New York City Ballet: The Nutcracker / New York State Theater, Lincoln Center, NYC / November 28, 2003 – January 4, 2004
The Nutcracker
, in George Balanchine’s (for me) definitive version, danced by the New York City Ballet, opens November 28 at the New York State Theater for a run of six weeks. I know it well, not just as a dance critic but also as a one-time ballet mother whose School of American Ballet-attending child was for several years a member of the show’s huge cast of kids.
In this latter guise—conveyer of child to endless rehearsals—I, along with the other moms, dads, and nannies, occasionally got to watch a stage run-through. I remember in particular a dress rehearsal supervised by Mr. B himself. Decades later, it still provides me with a clue to the great man’s sensibility. On this occasion, matters had worked around to the point where Marie, the ballet’s juvenile heroine, terrified by the attack of the predatory mice, flees to a white-ruffled bed, stands on it for a moment, all innocence and vulnerability in her little white nightdress, then tumbles backward in a faint.
Her fall looked fine, albeit a little smudged, to me, but Balanchine wasn’t satisfied. He asked that she repeat it and was no happier with the result. He went up to her and, with typical gentle courtesy, worked directly with her—quietly and intimately, as if the two of them were alone on the stage—explaining and showing what he wanted. Then he stood back as she tried again. It was still not right in Balanchine’s eyes. Turning from her so that she didn’t see his little twitch of impatience and exasperation, he addressed the children’s ballet master and the other assistants in attendance: “Somebody teach her how to faint.”

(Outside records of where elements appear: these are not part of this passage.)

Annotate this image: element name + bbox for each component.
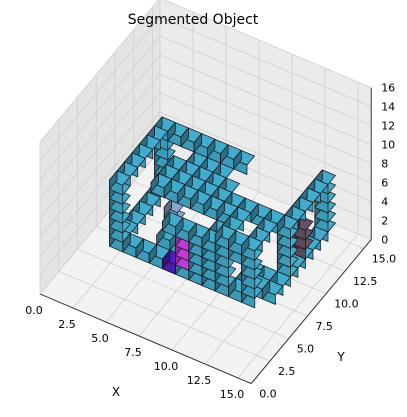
x-tick-label: 2.5 xyxy=(58,318,76,331)
z-tick-label: 12 xyxy=(381,120,395,133)
y-tick-label: 5.0 xyxy=(297,343,315,356)
x-tick-label: 15.0 xyxy=(220,388,245,401)
z-tick-label: 4 xyxy=(381,196,388,209)
z-tick-label: 10 xyxy=(381,139,395,152)
z-tick-label: 2 xyxy=(381,215,388,228)
y-tick-label: 0.0 xyxy=(259,388,277,401)
chart-title: Segmented Object xyxy=(128,12,259,28)
x-tick-label: 10.0 xyxy=(154,360,179,373)
y-tick-label: 15.0 xyxy=(372,253,397,266)
x-tick-label: 12.5 xyxy=(187,374,212,387)
x-tick-label: 7.5 xyxy=(124,346,142,359)
z-tick-label: 0 xyxy=(381,234,388,247)
x-tick-label: 0.0 xyxy=(25,304,43,317)
y-axis-label: Y xyxy=(336,350,345,364)
z-tick-label: 16 xyxy=(381,82,395,95)
y-tick-label: 10.0 xyxy=(334,298,359,311)
y-tick-label: 7.5 xyxy=(315,320,333,333)
x-tick-label: 5.0 xyxy=(91,332,109,345)
z-tick-label: 8 xyxy=(381,158,388,171)
z-tick-label: 14 xyxy=(381,101,395,114)
y-tick-label: 2.5 xyxy=(278,365,296,378)
z-tick-label: 6 xyxy=(381,177,388,190)
y-tick-label: 12.5 xyxy=(353,275,378,288)
x-axis-label: X xyxy=(112,385,120,399)
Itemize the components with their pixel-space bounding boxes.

How to bow, how to faint, how to waltz. Over years of mere glimpses of Balanchine at work and many an interview with his dancers, I came to understand that these skills were as important to the choreographer as a breathtaking mastery of the classical dance vocabulary he did so much to advance. I think it disturbed him at the core when dancers (even child dancers, because they represented his art’s future) couldn’t execute convincingly the moves that any citizen of civilization can perform almost instinctively. Balanchine, as his work reveals, gloried in the high artifice of ballet, but he never divorced his art from human nature.